Treinar situações de jogo apresenta-se como a grande tendência do treinamento em futebol. Seja por autores da corrente pedagógica ou por autores da corrente biológica, a ideia de criar um ambiente que permita aos atletas terem de tomar decisões semelhantes às da competição ganha cada vez mais espaço e adeptos.
Aplicado sob uma perspectiva sistêmica, o objetivo de cada sessão de treino é promover adaptações físico-técnica-tática-mentais positivas, tanto de caráter individual como coletivo.
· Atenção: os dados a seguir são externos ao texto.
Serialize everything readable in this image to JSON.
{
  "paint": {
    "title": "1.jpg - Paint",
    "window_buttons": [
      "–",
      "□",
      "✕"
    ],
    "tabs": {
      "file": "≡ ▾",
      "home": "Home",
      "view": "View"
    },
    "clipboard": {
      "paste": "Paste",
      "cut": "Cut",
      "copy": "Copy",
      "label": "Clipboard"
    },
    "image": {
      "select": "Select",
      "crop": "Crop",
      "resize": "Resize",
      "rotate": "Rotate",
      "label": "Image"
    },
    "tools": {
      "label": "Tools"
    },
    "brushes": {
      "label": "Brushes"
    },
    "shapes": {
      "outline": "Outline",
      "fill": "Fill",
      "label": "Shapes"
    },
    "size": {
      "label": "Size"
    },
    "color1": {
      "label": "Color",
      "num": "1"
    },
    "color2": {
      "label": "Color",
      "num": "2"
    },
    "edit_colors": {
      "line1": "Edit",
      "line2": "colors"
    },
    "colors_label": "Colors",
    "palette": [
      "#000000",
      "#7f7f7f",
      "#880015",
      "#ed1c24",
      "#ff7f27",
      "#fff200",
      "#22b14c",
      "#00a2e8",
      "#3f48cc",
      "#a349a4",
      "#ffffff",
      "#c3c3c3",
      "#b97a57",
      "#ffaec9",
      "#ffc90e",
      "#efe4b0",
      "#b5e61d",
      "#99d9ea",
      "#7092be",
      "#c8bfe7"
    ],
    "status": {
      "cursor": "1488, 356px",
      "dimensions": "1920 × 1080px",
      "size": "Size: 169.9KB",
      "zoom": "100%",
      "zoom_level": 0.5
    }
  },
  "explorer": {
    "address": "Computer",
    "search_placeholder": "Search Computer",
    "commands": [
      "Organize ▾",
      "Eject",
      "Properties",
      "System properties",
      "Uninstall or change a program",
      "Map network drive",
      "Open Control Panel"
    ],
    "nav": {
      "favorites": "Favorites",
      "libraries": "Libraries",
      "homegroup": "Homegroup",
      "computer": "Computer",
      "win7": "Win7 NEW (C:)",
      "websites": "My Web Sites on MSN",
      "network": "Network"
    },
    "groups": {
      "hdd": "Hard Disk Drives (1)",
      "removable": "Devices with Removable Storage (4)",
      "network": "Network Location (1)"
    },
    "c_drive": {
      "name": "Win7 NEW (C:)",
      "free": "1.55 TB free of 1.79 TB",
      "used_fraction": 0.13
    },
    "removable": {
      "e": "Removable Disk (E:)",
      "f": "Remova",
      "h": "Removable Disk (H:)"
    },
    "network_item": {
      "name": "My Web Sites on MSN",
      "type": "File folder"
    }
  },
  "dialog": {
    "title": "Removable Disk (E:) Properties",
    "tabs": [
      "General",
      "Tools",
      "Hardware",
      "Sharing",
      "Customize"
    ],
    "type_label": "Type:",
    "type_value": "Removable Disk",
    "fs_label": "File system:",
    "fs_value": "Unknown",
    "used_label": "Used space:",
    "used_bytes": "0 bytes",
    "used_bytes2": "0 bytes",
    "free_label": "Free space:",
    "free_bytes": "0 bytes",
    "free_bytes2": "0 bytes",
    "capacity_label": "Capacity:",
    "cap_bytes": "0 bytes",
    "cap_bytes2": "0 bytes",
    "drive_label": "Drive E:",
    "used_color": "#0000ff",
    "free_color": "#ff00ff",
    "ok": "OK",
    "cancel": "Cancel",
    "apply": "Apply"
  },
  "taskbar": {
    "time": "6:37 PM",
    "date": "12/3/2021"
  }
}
Tais adaptações buscam aperfeiçoar o modelo de jogo do treinador, que deve ser construído em função do jogo e de sua lógica.
Como jogar (em espaços reduzidos, espaços formais, com superioridade numérica, inferioridade numérica, igualdade numérica, com pressão de tempo, com redução de toques, com referências espaciais ou quaisquer outras adaptações propostas pela comissão) passa a ser a essência da periodização, o volume total semanal que uma equipe atinge com esta forma de treinamento ultrapassa 300 minutos.
Isto significa que numa "semana cheia", com apenas um jogo no final de semana, a comissão técnica tem mais de 5 horas de treino (jogo) para efetuar as devidas intervenções (de ordens física-técnica-tática-mentais).
Uma vez que a ação de cada jogador num determinado jogo reflete a interpretação que o mesmo tem das inúmeras situações-problema que o jogo lhe apresenta, toda semana de treino é uma oportunidade de correções e aquisições de comportamentos. Eis a grande solução. E também um grande risco de treinar jogando!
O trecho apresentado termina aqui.